The New International Trade Crossing is “critically important” to expanding international trade between the United States and Canada, the governor told the Great Lakes International Trade and Transport Hub Summit at Michigan State University. Snyder added he wants an expanded partnership with Canada that includes nearby states, such as Indiana and Ohio, and that can boost the entire region’s economy.

The owners of the Ambassador Bridge in Detroit oppose a second bridge, saying a publicly supported span across the Detroit River 2 mi. to the south would unfairly compete with their own. They’ve proposed adding a second span to their 83-year-old bridge, a move opposed by Snyder and Canadian officials.

Some Republican lawmakers side with Ambassador Bridge owner Manuel “Matty” Moroun and have balked at backing the separate bridge, making it hard for Snyder to secure the votes needed to begin the project.

The Snyder administration has hinted it might unilaterally move ahead with the bridge project if the state Legislature won’t go along, but said it is focused now on persuading lawmakers to back the legislation.

“I’m talking to some legislators to make sure I convey how I feel about this, making sure I understand their issues and respond to any questions they have,” Snyder told reporters. “Clearly my intent’s been to work with the Legislature, and we’re continuing on that path.”

He emphasized again that Michigan taxpayers wouldn’t be on the hook for the new bridge, which would be privately financed, built and run. The Ambassador Bridge owners and their supporters have repeatedly warned that there’s not enough traffic to support two separate bridges and that it would become a burden on Michigan taxpayers, but Snyder said language in the bill would prevent that from happening.

Consul General of Canada Roy Norton also promoted the New International Trade Crossing when he spoke to the summit on Oct. 17. Canadian officials are so confident the bridge will be built that construction has begun on a road that would link to it.
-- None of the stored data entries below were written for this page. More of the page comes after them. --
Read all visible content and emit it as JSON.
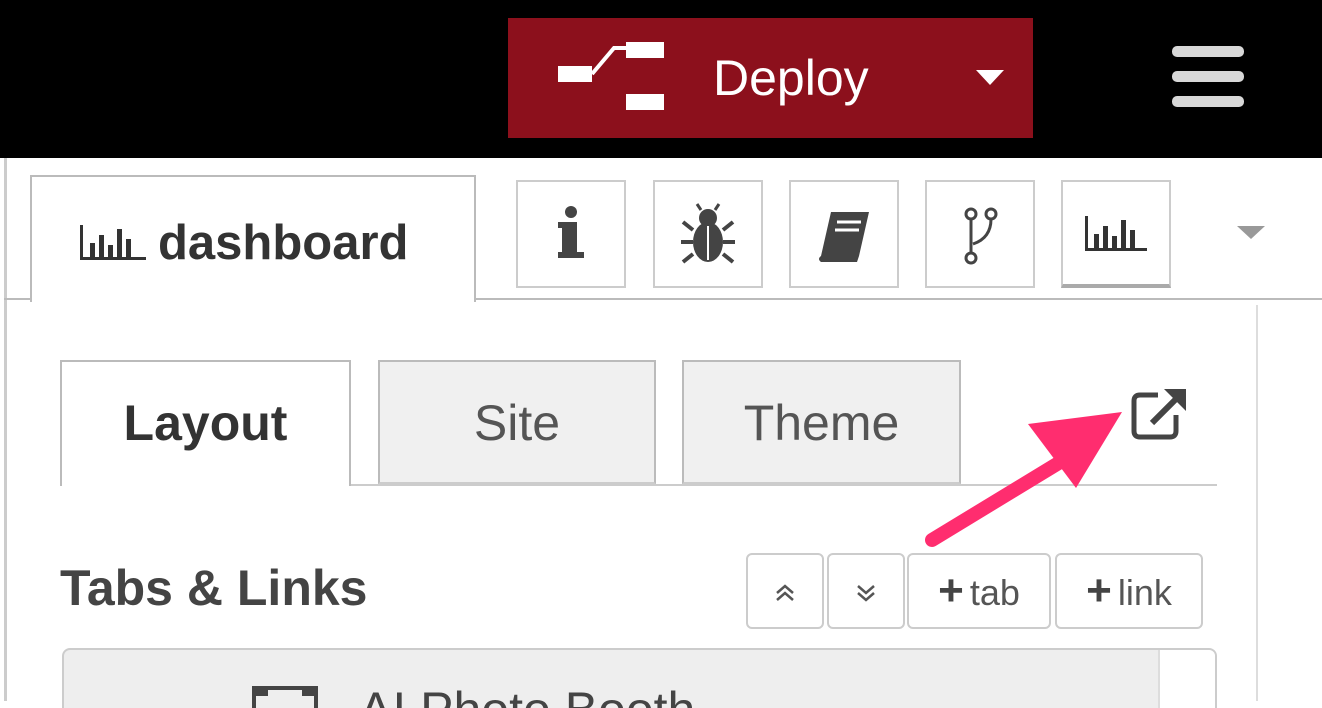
{
  "header": {
    "deploy_label": "Deploy",
    "deploy_icon": "deploy-flow-icon",
    "menu_icon": "hamburger-menu-icon",
    "bg_color": "#000000",
    "deploy_color": "#8c101c"
  },
  "sidebar": {
    "active_tab_label": "dashboard",
    "tabs": [
      {
        "icon": "info-icon"
      },
      {
        "icon": "bug-icon"
      },
      {
        "icon": "book-icon"
      },
      {
        "icon": "git-branch-icon"
      },
      {
        "icon": "bar-chart-icon"
      }
    ],
    "tabs_dropdown_icon": "caret-down-icon"
  },
  "dashboard": {
    "subtabs": [
      {
        "label": "Layout",
        "active": true
      },
      {
        "label": "Site",
        "active": false
      },
      {
        "label": "Theme",
        "active": false
      }
    ],
    "popout_icon": "external-link-icon",
    "section_title": "Tabs & Links",
    "buttons": {
      "collapse_icon": "double-chevron-up-icon",
      "expand_icon": "double-chevron-down-icon",
      "add_tab_label": "tab",
      "add_link_label": "link"
    },
    "list_items": [
      {
        "label": "AI Photo Booth",
        "icon": "tab-frame-icon"
      }
    ]
  },
  "annotation": {
    "arrow_color": "#ff2d6f"
  }
}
Canada has pledged to cover Michigan’s $550 million share to build a plaza on the United States side of the bridge, eventually recouping the money from tolls.

Snyder echoed that confidence .

“I’m convinced that we’re going to make positive progress, we’ll get something done,” he said. “I look forward to building the bridge.”
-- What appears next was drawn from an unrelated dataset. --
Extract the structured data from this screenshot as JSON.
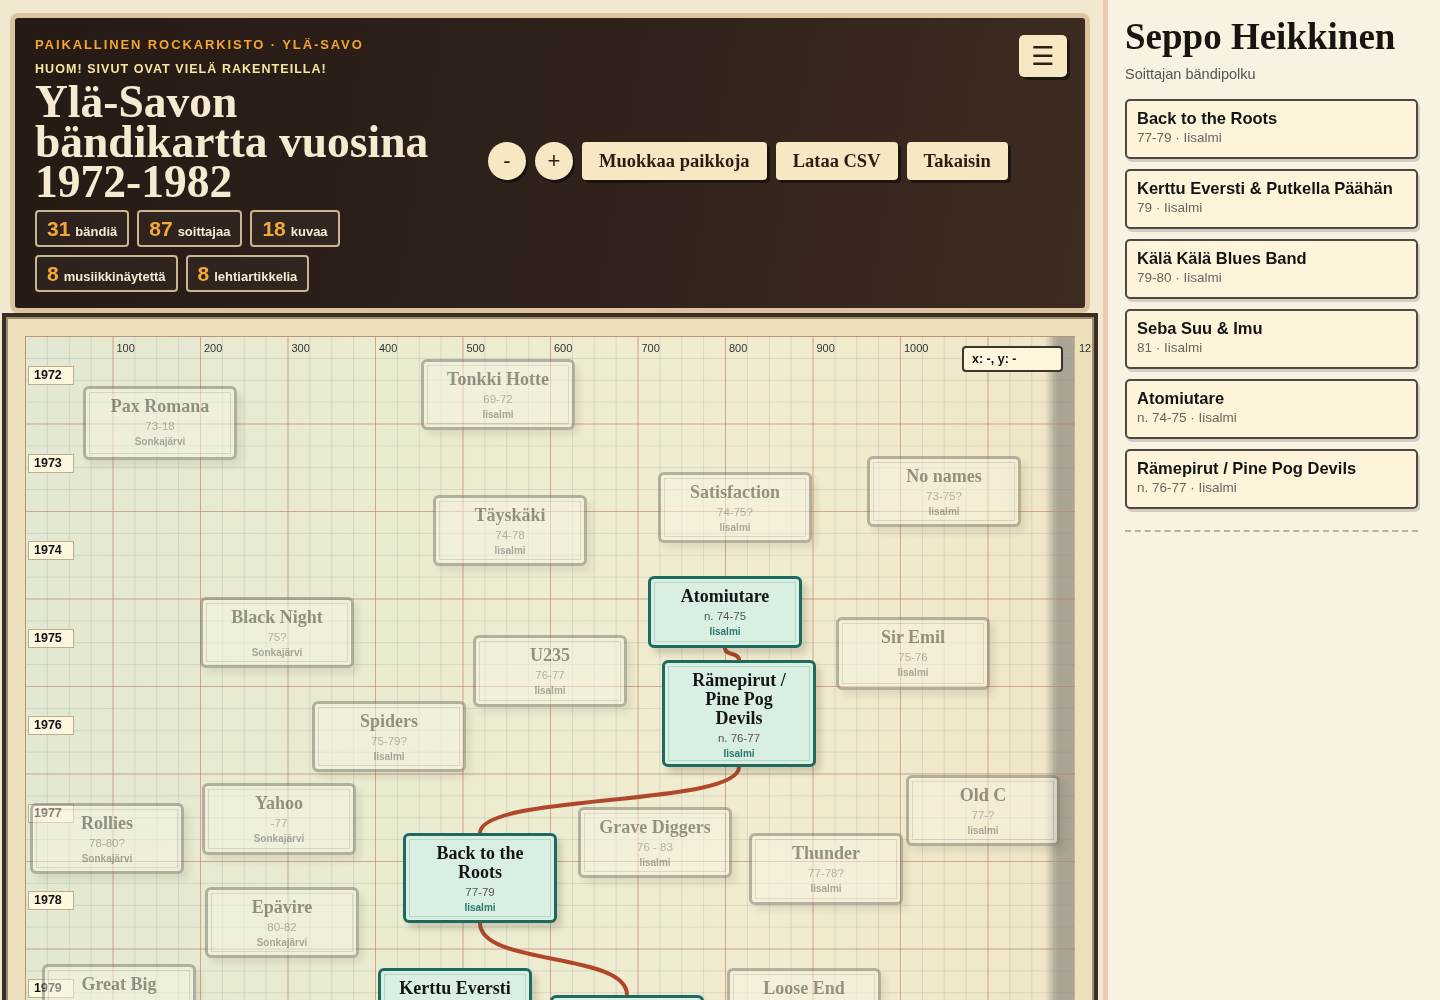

As part of Michigan’s broader ties with its Canadian neighbor, Snyder would like to see passenger rail service between Pontiac, about 30 mi. northwest of Detroit, to Montreal in Quebec, Canada.

He also wants the Detroit Region Aerotropolis to help expand trade along the North American trade corridor stretching into Canada, and is actively promoting Michigan and the Great Lakes area as a top value spot to do business.